15 Samech. De Heere heeft al mijn sterken in het midden van mij vertreden; Hij heeft een bijeenkomst over mij uitgeroepen, om mijn jongelingen te verbreken; de Heere heeft de wijnpers der jonkvrouw, der dochter van Juda, aangetreden.
主轻弃我中间的一切勇士, 招聚多人攻击我, 要压碎我的少年人。 主将犹大居民踹下, 像在酒榨中一样。
16 Ain. Om dezer dingen wille ween ik; mijn oog, mijn oog vliet af van water, omdat de trooster, die mijn ziel zou verkwikken, verre van mij is; mijn kinderen zijn verwoest, omdat de vijand de overhand heeft.
我因这些事哭泣; 我眼泪汪汪; 因为那当安慰我、救我性命的, 离我甚远。 我的儿女孤苦, 因为仇敌得了胜。
17 Pe. Sion breidt haar handen uit, daar is geen trooster voor haar; de HEERE heeft van Jakob geboden, dat die rondom hem zijn, zijn tegenpartijders zouden zijn; Jeruzalem is als een afgezonderde vrouw onder hen.
锡安举手,无人安慰。 耶和华论雅各已经出令, 使四围的人作他仇敌; 耶路撒冷在他们中间像不洁之物。
18 Tsade. De HEERE is rechtvaardig, want ik ben Zijn mond wederspannig geweest; hoort toch, alle gij volken, en ziet mijn smart; mijn jonkvrouwen en mijn jongelingen zijn in de gevangenis gegaan.
耶和华是公义的! 他这样待我,是因我违背他的命令。 众民哪,请听我的话, 看我的痛苦; 我的处女和少年人都被掳去。

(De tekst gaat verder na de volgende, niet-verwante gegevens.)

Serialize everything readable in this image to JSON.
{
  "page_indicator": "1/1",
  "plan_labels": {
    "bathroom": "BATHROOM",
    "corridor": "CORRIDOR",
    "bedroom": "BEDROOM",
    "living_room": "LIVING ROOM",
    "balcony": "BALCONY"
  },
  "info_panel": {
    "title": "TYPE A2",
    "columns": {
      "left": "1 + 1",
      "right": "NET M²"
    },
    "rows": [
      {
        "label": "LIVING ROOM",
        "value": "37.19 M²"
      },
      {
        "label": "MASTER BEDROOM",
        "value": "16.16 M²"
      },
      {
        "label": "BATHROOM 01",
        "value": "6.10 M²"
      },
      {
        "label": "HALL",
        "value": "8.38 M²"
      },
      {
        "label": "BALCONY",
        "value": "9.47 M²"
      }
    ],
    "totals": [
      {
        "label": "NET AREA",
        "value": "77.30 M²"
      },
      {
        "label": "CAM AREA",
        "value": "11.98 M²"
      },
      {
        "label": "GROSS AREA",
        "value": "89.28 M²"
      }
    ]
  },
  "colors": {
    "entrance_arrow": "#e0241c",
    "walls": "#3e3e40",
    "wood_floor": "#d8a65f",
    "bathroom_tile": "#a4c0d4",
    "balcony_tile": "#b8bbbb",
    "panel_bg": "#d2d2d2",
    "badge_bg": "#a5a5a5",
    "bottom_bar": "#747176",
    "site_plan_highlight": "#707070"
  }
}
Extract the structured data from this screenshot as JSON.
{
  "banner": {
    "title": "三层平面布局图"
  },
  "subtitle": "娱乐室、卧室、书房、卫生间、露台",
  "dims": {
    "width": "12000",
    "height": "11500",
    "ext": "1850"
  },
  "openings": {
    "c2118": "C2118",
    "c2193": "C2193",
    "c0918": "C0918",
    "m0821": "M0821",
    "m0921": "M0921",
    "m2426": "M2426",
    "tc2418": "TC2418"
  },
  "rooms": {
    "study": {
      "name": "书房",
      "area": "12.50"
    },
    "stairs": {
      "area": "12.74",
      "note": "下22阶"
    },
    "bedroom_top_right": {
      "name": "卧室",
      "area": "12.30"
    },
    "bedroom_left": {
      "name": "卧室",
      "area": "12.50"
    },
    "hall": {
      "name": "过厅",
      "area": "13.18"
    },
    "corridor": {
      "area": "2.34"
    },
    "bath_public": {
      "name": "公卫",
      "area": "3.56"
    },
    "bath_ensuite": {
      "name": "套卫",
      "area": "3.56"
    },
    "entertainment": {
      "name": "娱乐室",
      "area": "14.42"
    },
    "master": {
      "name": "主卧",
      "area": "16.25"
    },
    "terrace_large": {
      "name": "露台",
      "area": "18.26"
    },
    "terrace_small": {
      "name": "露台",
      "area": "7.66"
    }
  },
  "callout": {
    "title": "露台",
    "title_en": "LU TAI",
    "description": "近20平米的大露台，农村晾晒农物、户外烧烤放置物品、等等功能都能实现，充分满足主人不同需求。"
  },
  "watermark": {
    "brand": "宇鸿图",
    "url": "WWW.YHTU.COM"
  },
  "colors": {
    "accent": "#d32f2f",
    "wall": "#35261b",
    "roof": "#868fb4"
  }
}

19 Koph. Ik riep tot mijn liefhebbers, maar zij hebben mij bedrogen; mijn priesters en mijn oudsten hebben in de stad den geest gegeven, als zij spijze voor zich zochten, opdat zij hun ziel mochten verkwikken.
我招呼我所亲爱的, 他们却愚弄我。 我的祭司和长老正寻求食物、救性命的时候, 就在城中绝气。
20 Resch. Aanzie, HEERE, want mij is bange; mijn ingewand is beroerd, mijn hart heeft zich omgekeerd in het binnenste van mij, want ik ben zeer wederspannig geweest; van buiten heeft mij het zwaard van kinderen beroofd, van binnen is als de dood.
耶和华啊,求你观看, 因为我在急难中。 我心肠扰乱; 我心在我里面翻转, 因我大大悖逆。 在外,刀剑使人丧子; 在家,犹如死亡。
21 Schin. Zij horen, dat ik zucht, maar ik heb geen trooster; al mijn vijanden horen mijn kwaad; en zij zijn vrolijk, dat Gij het gedaan hebt; als Gij den dag zult voortgebracht hebben, dien Gij uitgeroepen hebt, zo zullen zij zijn, gelijk ik ben.
听见我叹息的有人; 安慰我的却无人! 我的仇敌都听见我所遭的患难; 因你做这事,他们都喜乐。 你必使你报告的日子来到, 他们就像我一样。
22 Thau. Laat al hun kwaad voor Uw aangezicht komen, en doe hun, gelijk als Gij mij gedaan hebt vanwege al mijn overtredingen; want mijn zuchtingen zijn vele, en mijn hart is mat.
愿他们的恶行都呈在你面前; 你怎样因我的一切罪过待我, 求你照样待他们; 因我叹息甚多,心中发昏。